El alcance de las reformas está aún por verse. Con el argumento de la “necesidad y urgencia” del momento, el ultraliberal decidió dar la espalda al Congreso, el ámbito natural de debate en una democracia republicana como la argentina. El país necesita cambios profundos, de eso no hay duda. La crisis económica devasta el poder adquisitivo de los ciudadanos y la pérdida de confianza en la clase política avanza peligrosamente. Pero eso no ha de servir de excusas para proceder sin consensos. Reformas estructurales de semejante calado no deben salir de la pluma iluminada de un presidente, sino del acuerdo.
Milei se ha embarcado en una aventura que augura una altísima conflictividad social. Las víctimas que quedarán en el camino tienen derecho a la protesta. La respuesta oficial ha sido la extorsión descarada a los más pobres: a aquellos que no estén de acuerdo con los cambios y decidan salir a la calle se les amenazó con quitarles la ayuda de la que dependen, en muchos casos, para comer.
Los tintes autoritarios del nuevo Gobierno argentino llaman la atención. Si el que se opone es un enemigo queda poco espacio para el diálogo político. Milei peca de exceso de confianza. El 56% de los votos que obtuvo en la segunda vuelta electoral de noviembre pasado no pueden hacernos olvidar que su caudal en el primer turno apenas superó el 30%. Los argentinos votaron por un cambio, pero no por el avasallamiento de derechos largamente adquiridos, como el de la salud y la educación públicas. Argentina avanza hacia un modelo de “sálvese quien pueda”, el revés de aquel que alguna vez lo puso a la vanguardia regional en cuestiones sociales.
No basta con pedir ayuda “a las fuerzas del cielo” para que el daño no se produzca.

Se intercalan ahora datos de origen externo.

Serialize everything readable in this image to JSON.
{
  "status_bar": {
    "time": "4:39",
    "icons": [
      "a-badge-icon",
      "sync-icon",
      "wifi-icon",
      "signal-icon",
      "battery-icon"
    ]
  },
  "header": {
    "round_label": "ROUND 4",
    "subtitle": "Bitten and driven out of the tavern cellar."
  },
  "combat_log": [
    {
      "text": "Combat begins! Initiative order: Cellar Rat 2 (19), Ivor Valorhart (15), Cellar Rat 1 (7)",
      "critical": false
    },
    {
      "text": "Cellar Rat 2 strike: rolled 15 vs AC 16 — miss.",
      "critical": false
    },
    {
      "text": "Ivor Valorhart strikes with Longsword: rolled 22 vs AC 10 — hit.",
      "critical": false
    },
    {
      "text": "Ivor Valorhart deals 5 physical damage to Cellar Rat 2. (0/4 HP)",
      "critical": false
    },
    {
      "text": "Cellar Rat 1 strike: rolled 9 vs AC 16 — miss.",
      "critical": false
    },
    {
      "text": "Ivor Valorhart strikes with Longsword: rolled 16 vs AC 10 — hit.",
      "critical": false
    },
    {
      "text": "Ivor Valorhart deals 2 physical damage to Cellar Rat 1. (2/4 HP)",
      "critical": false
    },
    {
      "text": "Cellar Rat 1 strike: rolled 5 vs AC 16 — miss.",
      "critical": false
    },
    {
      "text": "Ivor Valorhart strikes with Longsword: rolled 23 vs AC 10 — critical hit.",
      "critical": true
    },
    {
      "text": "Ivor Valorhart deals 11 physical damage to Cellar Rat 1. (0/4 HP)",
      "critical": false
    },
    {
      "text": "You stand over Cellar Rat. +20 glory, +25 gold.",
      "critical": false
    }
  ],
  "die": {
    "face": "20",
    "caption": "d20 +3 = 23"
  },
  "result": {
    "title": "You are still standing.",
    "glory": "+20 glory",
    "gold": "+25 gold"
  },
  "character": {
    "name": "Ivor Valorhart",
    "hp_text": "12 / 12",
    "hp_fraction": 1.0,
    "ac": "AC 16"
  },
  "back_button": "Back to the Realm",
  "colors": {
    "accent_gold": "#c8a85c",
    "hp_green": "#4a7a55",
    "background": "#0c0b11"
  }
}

Los partidos políticos todavía tienen mucho que decir en Argentina. Deben, en parte, garantizar que los cambios que propone el presidente sean constitucionales, fruto de un debate parlamentario, y en el que tengan voz quienes padecerán el peso del desguace del Estado que se avecina. Es responsabilidad de todo gobernante velar por la paz social, el consenso y el equilibrio de poderes, sin prepotencia y escuchando todas las voces. Milei ha tomado el peor de los caminos posibles.